Australia Raises Recommended Age for AstraZeneca Vaccine to 60
(Bloomberg) -- Australia has narrowed the range of people who will receive the AstraZeneca Plc vaccine due to concern about blood clots, in a move that could slow the nation’s already tardy rollout.
The Australian Technical Advisory Group made the recommendation that the AstraZeneca vaccine should only be given to those aged 60 and above, up from the previous range of those 50 and above.
The Pfizer Inc vaccine will now be the preferred vaccine for those under 60, said Australia’s health minister Greg Hunt in a press conference Thursday.
The decision comes after the nation has recorded at least 35 confirmed cases of thrombocytopenia syndrome following administration of the jab, including two deaths.
The decision could increase vaccination hesitancy in the nation, which in turn may lead to prolonged border closures. Australia’s strategy of eliminating Covid-19 cases within the community has come under increasing pressure due to leaks of the virus into the community from hotels used to quarantine Australians returning from overseas, triggering localized lockdowns.

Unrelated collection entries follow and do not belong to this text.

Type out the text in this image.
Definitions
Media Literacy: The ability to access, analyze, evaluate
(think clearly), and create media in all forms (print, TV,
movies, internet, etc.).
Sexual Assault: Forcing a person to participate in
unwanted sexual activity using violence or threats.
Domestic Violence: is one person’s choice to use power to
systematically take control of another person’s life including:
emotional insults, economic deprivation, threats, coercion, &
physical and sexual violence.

Melbourne, the second-most populous city with more than 5 million people, exited a two-week lockdown earlier this month. On Thursday, New South Wales state recorded four new cases of the Delta strain within Sydney’s local community with the past 24 hours, raising concerns other states and territories may implement a new round of travel restrictions.
Only about 6.1 million out of 26 million Australians have had at least one jab. Prime Minister Scott Morrison’s government has abandoned its original October target to inoculate the population.
Asked in a Sky News interview broadcast Thursday whether Australians were on track to reach full vaccination by the end of the year, Morrison replied: “I would certainly hope so, but there are shocks that come along the way.”